Stochastic and robust model predictive control (SMPC and RMPC) [1,2] have shown strong potential in the control of grid-interactive efficient buildings, due to their ability to account for uncertain and dynamic exogenous disturbances such as ambient temperature, internal heat gains from occupancy, and plug loads. Designing SMPC/RMPC systems that remain robust under rare or extreme disturbances requires access to diverse and representative disturbance scenarios. However, current practice often relies on handcrafted scenarios or simple generative models (e.g., Gaussian process and measurement noise), which fail to capture the complexity and diversity of real-world building operations – potentially leading to over-conservative or unrepresentative control strategies.
To address this gap, we propose a new framework that formulates the discovery of diverse disturbance scenarios as a combinatorial multi-armed bandit (CMAB) problem [3] (an extension of the classical multi-arm bandit problem [4]). In this formulation, each “super arm” (i.e., subset of base arms) corresponds to a set of disturbance scenarios selected from historical or synthetic data. A diversity-based reward is defined using pairwise Dynamic Time Warping (DTW) distances [5] between simulation trajectories, and the Combinatorial Upper Confidence Bound (CUCB) algorithm is used to maximize this reward over repeated rounds of simulation. This enables the automatic selection of scenario sets that induce maximally diverse building control responses.
To enhance diversity in scenarios beyond what is available in measured datasets, we integrate a time-series diffusion model, Diffusion-TS [6], trained on multi-year disturbance data from a multi-zone office building in Japan.
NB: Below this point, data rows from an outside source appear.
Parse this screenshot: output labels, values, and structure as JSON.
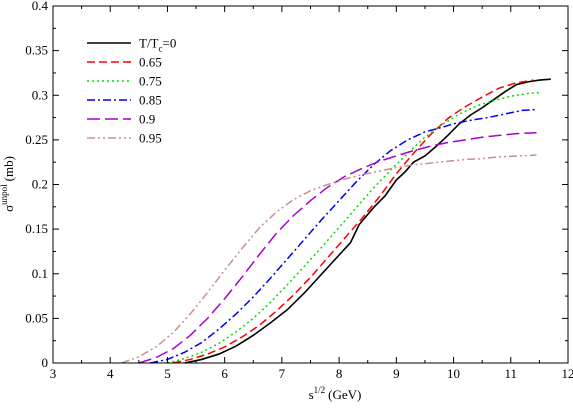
{
  "chart_data": {
    "type": "line",
    "xlabel": {
      "base": "s",
      "sup": "1/2",
      "unit": "(GeV)"
    },
    "ylabel": {
      "base": "σ",
      "sup": "unpol",
      "unit": "(mb)"
    },
    "xlim": [
      3,
      12
    ],
    "ylim": [
      0,
      0.4
    ],
    "x_ticks": [
      "3",
      "4",
      "5",
      "6",
      "7",
      "8",
      "9",
      "10",
      "11",
      "12"
    ],
    "y_ticks": [
      "0",
      "0.05",
      "0.1",
      "0.15",
      "0.2",
      "0.25",
      "0.3",
      "0.35",
      "0.4"
    ],
    "grid": false,
    "legend_position": "top-left",
    "legend_title": {
      "main": "T/T",
      "sub": "c",
      "suffix": "=0"
    },
    "series": [
      {
        "name": "T/Tc=0",
        "color": "#000000",
        "dash": "solid",
        "points": [
          [
            5.3,
            0
          ],
          [
            5.6,
            0.004
          ],
          [
            5.9,
            0.01
          ],
          [
            6.2,
            0.019
          ],
          [
            6.5,
            0.031
          ],
          [
            6.8,
            0.045
          ],
          [
            7.1,
            0.06
          ],
          [
            7.4,
            0.079
          ],
          [
            7.7,
            0.1
          ],
          [
            8.0,
            0.121
          ],
          [
            8.2,
            0.135
          ],
          [
            8.35,
            0.155
          ],
          [
            8.6,
            0.174
          ],
          [
            8.8,
            0.187
          ],
          [
            9.0,
            0.205
          ],
          [
            9.15,
            0.214
          ],
          [
            9.3,
            0.225
          ],
          [
            9.5,
            0.232
          ],
          [
            9.7,
            0.243
          ],
          [
            9.9,
            0.255
          ],
          [
            10.1,
            0.268
          ],
          [
            10.3,
            0.278
          ],
          [
            10.5,
            0.286
          ],
          [
            10.7,
            0.295
          ],
          [
            10.9,
            0.304
          ],
          [
            11.1,
            0.312
          ],
          [
            11.3,
            0.315
          ],
          [
            11.5,
            0.317
          ],
          [
            11.7,
            0.318
          ]
        ]
      },
      {
        "name": "0.65",
        "color": "#ff0000",
        "dash": "dashed",
        "points": [
          [
            5.1,
            0
          ],
          [
            5.4,
            0.004
          ],
          [
            5.7,
            0.01
          ],
          [
            6.0,
            0.018
          ],
          [
            6.3,
            0.029
          ],
          [
            6.6,
            0.042
          ],
          [
            6.9,
            0.058
          ],
          [
            7.2,
            0.076
          ],
          [
            7.5,
            0.096
          ],
          [
            7.8,
            0.118
          ],
          [
            8.1,
            0.14
          ],
          [
            8.4,
            0.162
          ],
          [
            8.7,
            0.186
          ],
          [
            9.0,
            0.212
          ],
          [
            9.3,
            0.235
          ],
          [
            9.6,
            0.256
          ],
          [
            9.9,
            0.274
          ],
          [
            10.2,
            0.287
          ],
          [
            10.5,
            0.298
          ],
          [
            10.8,
            0.308
          ],
          [
            11.1,
            0.314
          ],
          [
            11.4,
            0.317
          ]
        ]
      },
      {
        "name": "0.75",
        "color": "#00dd00",
        "dash": "dotted",
        "points": [
          [
            5.0,
            0
          ],
          [
            5.3,
            0.005
          ],
          [
            5.6,
            0.012
          ],
          [
            5.9,
            0.022
          ],
          [
            6.2,
            0.035
          ],
          [
            6.5,
            0.05
          ],
          [
            6.8,
            0.068
          ],
          [
            7.1,
            0.088
          ],
          [
            7.4,
            0.109
          ],
          [
            7.7,
            0.13
          ],
          [
            8.0,
            0.152
          ],
          [
            8.3,
            0.174
          ],
          [
            8.6,
            0.196
          ],
          [
            8.9,
            0.216
          ],
          [
            9.2,
            0.235
          ],
          [
            9.5,
            0.253
          ],
          [
            9.8,
            0.267
          ],
          [
            10.1,
            0.279
          ],
          [
            10.4,
            0.288
          ],
          [
            10.7,
            0.294
          ],
          [
            11.0,
            0.299
          ],
          [
            11.3,
            0.302
          ],
          [
            11.5,
            0.303
          ]
        ]
      },
      {
        "name": "0.85",
        "color": "#0000ee",
        "dash": "dashdot",
        "points": [
          [
            4.7,
            0
          ],
          [
            5.0,
            0.004
          ],
          [
            5.3,
            0.012
          ],
          [
            5.6,
            0.023
          ],
          [
            5.9,
            0.038
          ],
          [
            6.2,
            0.055
          ],
          [
            6.5,
            0.074
          ],
          [
            6.8,
            0.095
          ],
          [
            7.1,
            0.117
          ],
          [
            7.4,
            0.139
          ],
          [
            7.7,
            0.161
          ],
          [
            8.0,
            0.182
          ],
          [
            8.3,
            0.203
          ],
          [
            8.6,
            0.222
          ],
          [
            8.9,
            0.238
          ],
          [
            9.2,
            0.25
          ],
          [
            9.5,
            0.259
          ],
          [
            9.8,
            0.264
          ],
          [
            10.0,
            0.268
          ],
          [
            10.3,
            0.272
          ],
          [
            10.6,
            0.275
          ],
          [
            10.9,
            0.279
          ],
          [
            11.2,
            0.283
          ],
          [
            11.45,
            0.284
          ]
        ]
      },
      {
        "name": "0.9",
        "color": "#aa00cc",
        "dash": "longdash",
        "points": [
          [
            4.5,
            0
          ],
          [
            4.8,
            0.006
          ],
          [
            5.1,
            0.016
          ],
          [
            5.4,
            0.031
          ],
          [
            5.7,
            0.05
          ],
          [
            6.0,
            0.072
          ],
          [
            6.3,
            0.096
          ],
          [
            6.6,
            0.121
          ],
          [
            6.9,
            0.145
          ],
          [
            7.2,
            0.165
          ],
          [
            7.5,
            0.182
          ],
          [
            7.8,
            0.197
          ],
          [
            8.1,
            0.209
          ],
          [
            8.4,
            0.218
          ],
          [
            8.7,
            0.226
          ],
          [
            9.0,
            0.232
          ],
          [
            9.3,
            0.238
          ],
          [
            9.6,
            0.243
          ],
          [
            9.9,
            0.247
          ],
          [
            10.2,
            0.25
          ],
          [
            10.5,
            0.253
          ],
          [
            10.8,
            0.255
          ],
          [
            11.1,
            0.257
          ],
          [
            11.45,
            0.258
          ]
        ]
      },
      {
        "name": "0.95",
        "color": "#c89090",
        "dash": "dashdotdot",
        "points": [
          [
            4.2,
            0
          ],
          [
            4.5,
            0.007
          ],
          [
            4.8,
            0.018
          ],
          [
            5.1,
            0.034
          ],
          [
            5.4,
            0.055
          ],
          [
            5.7,
            0.079
          ],
          [
            6.0,
            0.104
          ],
          [
            6.3,
            0.128
          ],
          [
            6.6,
            0.151
          ],
          [
            6.9,
            0.169
          ],
          [
            7.2,
            0.183
          ],
          [
            7.5,
            0.193
          ],
          [
            7.8,
            0.2
          ],
          [
            8.1,
            0.206
          ],
          [
            8.4,
            0.211
          ],
          [
            8.7,
            0.215
          ],
          [
            9.0,
            0.219
          ],
          [
            9.3,
            0.222
          ],
          [
            9.6,
            0.224
          ],
          [
            9.9,
            0.226
          ],
          [
            10.2,
            0.228
          ],
          [
            10.5,
            0.229
          ],
          [
            10.8,
            0.231
          ],
          [
            11.1,
            0.232
          ],
          [
            11.45,
            0.233
          ]
        ]
      }
    ]
  }
}
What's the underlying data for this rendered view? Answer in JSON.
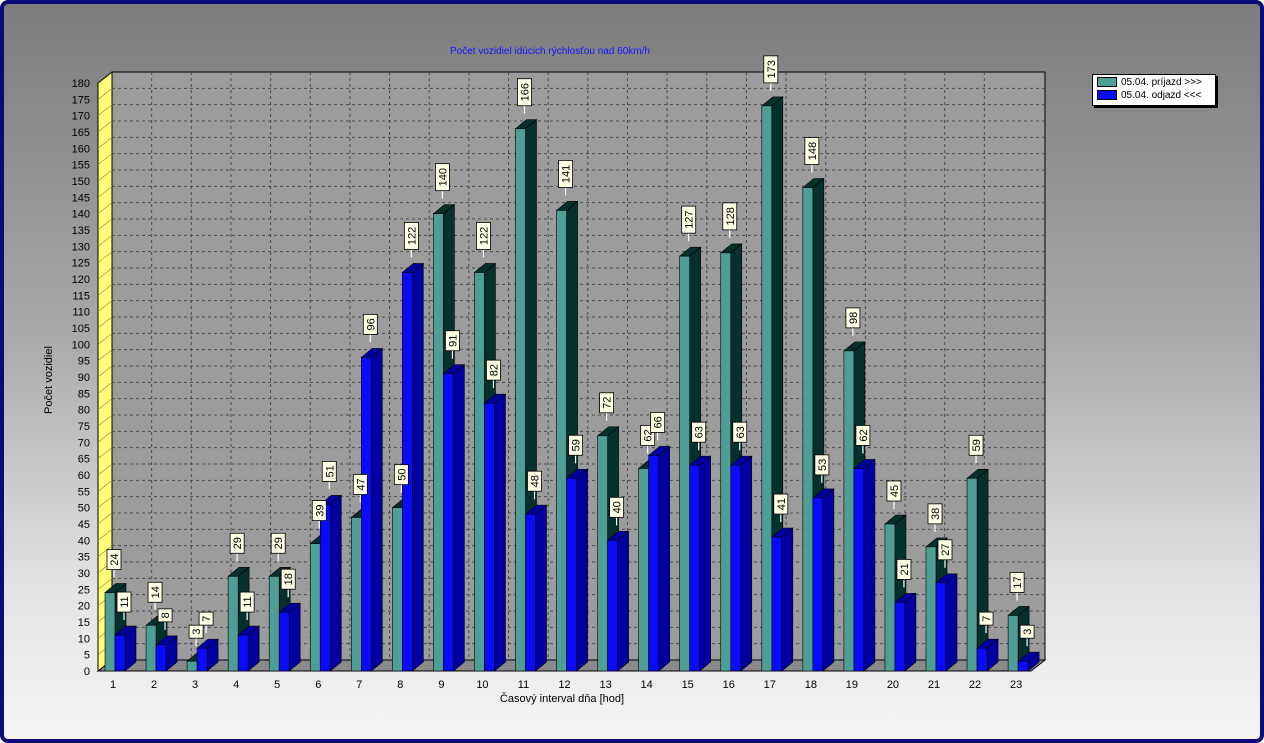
{
  "chart_data": {
    "type": "bar",
    "title": "Počet vozidiel idúcich rýchlosťou nad 60km/h",
    "xlabel": "Časový interval dňa [hod]",
    "ylabel": "Počet vozidiel",
    "ylim": [
      0,
      180
    ],
    "yticks": [
      0,
      5,
      10,
      15,
      20,
      25,
      30,
      35,
      40,
      45,
      50,
      55,
      60,
      65,
      70,
      75,
      80,
      85,
      90,
      95,
      100,
      105,
      110,
      115,
      120,
      125,
      130,
      135,
      140,
      145,
      150,
      155,
      160,
      165,
      170,
      175,
      180
    ],
    "categories": [
      "1",
      "2",
      "3",
      "4",
      "5",
      "6",
      "7",
      "8",
      "9",
      "10",
      "11",
      "12",
      "13",
      "14",
      "15",
      "16",
      "17",
      "18",
      "19",
      "20",
      "21",
      "22",
      "23"
    ],
    "series": [
      {
        "name": "05.04.  príjazd >>>",
        "color": "#4f9e95",
        "values": [
          24,
          14,
          3,
          29,
          29,
          39,
          47,
          50,
          140,
          122,
          166,
          141,
          72,
          62,
          127,
          128,
          173,
          148,
          98,
          45,
          38,
          59,
          17
        ]
      },
      {
        "name": "05.04.  odjazd <<<",
        "color": "#0a0aff",
        "values": [
          11,
          8,
          7,
          11,
          18,
          51,
          96,
          122,
          91,
          82,
          48,
          59,
          40,
          66,
          63,
          63,
          41,
          53,
          62,
          21,
          27,
          7,
          3
        ]
      }
    ],
    "grid": true,
    "legend_position": "top-right"
  }
}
The generative model enables sampling of realistic yet novel disturbance trajectories, thereby expanding the search space for the CUCB algorithm. Our computational experiments show that the proposed framework identifies high-diversity disturbance sets more effectively than greedy baselines, and that the inclusion of synthetic data further improves performance. This hybrid CMAB-diffusion approach provides a scalable and flexible way to generate robust training scenarios for advanced building control strategies.
References:
[1] Pippia, T., Lago, J., De Coninck, R., & De Schutter, B. (2021). Scenario-based nonlinear model predictive control for building heating systems. Energy and Buildings, 247, 111108.
[2] Gao, Y., Miyata, S., & Akashi, Y. (2023). Energy saving and indoor temperature control for an office building using tube-based robust model predictive control. Applied Energy, 341, 121106.
[3] Chen, W., Wang, Y., & Yuan, Y. (2013, February). Combinatorial multi-armed bandit: General framework and applications. In International conference on machine learning (pp. 151-159). PMLR.
[4] Lattimore, T., & Szepesvári, C. (2020). Bandit algorithms. Cambridge University Press.
[5] Müller, M. (2007). Dynamic time warping. Information retrieval for music and motion, 69-84.
[6] Yuan, X., & Qiao, Y. (2024). Diffusion-TS: Interpretable diffusion for general time series generation. arXiv preprint arXiv:2403.01742.